WASHINGTON, DC – La croissance économique s’accélère dans la majeure partie du monde. Pourtant, le ratio de la dette brute totale sur le PIB au niveau mondial a atteint près de 250%, contre 210% avant la crise économique mondiale d’il y a presqu’une décennie, malgré les efforts déployés à l’issue de la crise par les organismes de réglementation dans de nombreuses économies importantes dans le but de désendetter le secteur bancaire. Cela a soulevé des doutes sur la viabilité de la reprise, certains estimant qu'une hausse des taux d'intérêt pourrait déclencher une nouvelle crise mondiale. Mais quelle est la probabilité que cela se produise?

Pour répondre à cette question, il faut rappeler que la dette est à la fois un passif et un actif. Dans une économie fermée – et nous ne sommes pas endettés vis-à-vis d’extraterrestres – la dette globale et les actifs correspondants s’annulent nécessairement mutuellement.
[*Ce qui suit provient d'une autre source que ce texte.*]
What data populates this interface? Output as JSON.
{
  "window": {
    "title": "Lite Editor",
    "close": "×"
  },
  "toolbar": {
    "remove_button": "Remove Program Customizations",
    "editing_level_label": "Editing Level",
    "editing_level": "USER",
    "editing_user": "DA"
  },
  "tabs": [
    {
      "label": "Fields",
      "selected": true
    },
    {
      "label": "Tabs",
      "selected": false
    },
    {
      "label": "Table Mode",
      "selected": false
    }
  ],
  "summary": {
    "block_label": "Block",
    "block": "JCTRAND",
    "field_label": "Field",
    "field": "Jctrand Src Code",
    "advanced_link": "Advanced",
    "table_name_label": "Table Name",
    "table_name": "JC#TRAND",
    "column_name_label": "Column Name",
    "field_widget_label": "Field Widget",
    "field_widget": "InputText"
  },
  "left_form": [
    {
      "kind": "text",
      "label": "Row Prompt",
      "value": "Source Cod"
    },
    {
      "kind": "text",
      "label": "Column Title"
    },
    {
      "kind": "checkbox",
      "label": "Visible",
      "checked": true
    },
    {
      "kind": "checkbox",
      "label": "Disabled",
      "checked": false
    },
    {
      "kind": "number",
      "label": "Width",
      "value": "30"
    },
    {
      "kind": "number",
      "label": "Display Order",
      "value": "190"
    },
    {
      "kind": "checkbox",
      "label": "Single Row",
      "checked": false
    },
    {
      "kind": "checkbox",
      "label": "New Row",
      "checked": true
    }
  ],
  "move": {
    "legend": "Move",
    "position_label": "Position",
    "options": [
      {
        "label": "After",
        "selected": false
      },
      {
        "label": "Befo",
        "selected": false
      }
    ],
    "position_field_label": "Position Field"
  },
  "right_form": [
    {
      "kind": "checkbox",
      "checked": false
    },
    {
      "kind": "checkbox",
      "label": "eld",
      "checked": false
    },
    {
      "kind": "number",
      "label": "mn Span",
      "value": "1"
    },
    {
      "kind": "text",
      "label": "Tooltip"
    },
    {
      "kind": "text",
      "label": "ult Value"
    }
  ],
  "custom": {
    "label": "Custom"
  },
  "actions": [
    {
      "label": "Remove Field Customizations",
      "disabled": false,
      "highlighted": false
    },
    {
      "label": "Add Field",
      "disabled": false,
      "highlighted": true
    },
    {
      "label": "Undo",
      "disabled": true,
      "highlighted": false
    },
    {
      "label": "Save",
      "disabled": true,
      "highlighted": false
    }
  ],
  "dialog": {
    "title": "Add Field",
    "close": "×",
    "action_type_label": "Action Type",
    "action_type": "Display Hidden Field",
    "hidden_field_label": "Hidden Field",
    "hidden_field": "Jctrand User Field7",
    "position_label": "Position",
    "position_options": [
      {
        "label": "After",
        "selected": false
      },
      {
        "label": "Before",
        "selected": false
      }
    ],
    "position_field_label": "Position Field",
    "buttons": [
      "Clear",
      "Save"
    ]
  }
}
Donc, ce qui compte vraiment est la composition des dettes et du passif – ou, pour le dire simplement, qui doit quoi et à qui.

Par exemple, une dette élevée du secteur public signale la nécessité éventuelle d’augmenter les impôts – le contraire de la législation fiscale proposée par les législateurs républicains aux États-Unis – et/ou d’augmenter les taux d'intérêt (réels ou nominaux, en fonction de la politique monétaire et de l'inflation). Si la dette est détenue en grande partie par des prêteurs étrangers, le risque de taux d'intérêt est doublé d’un risque de change.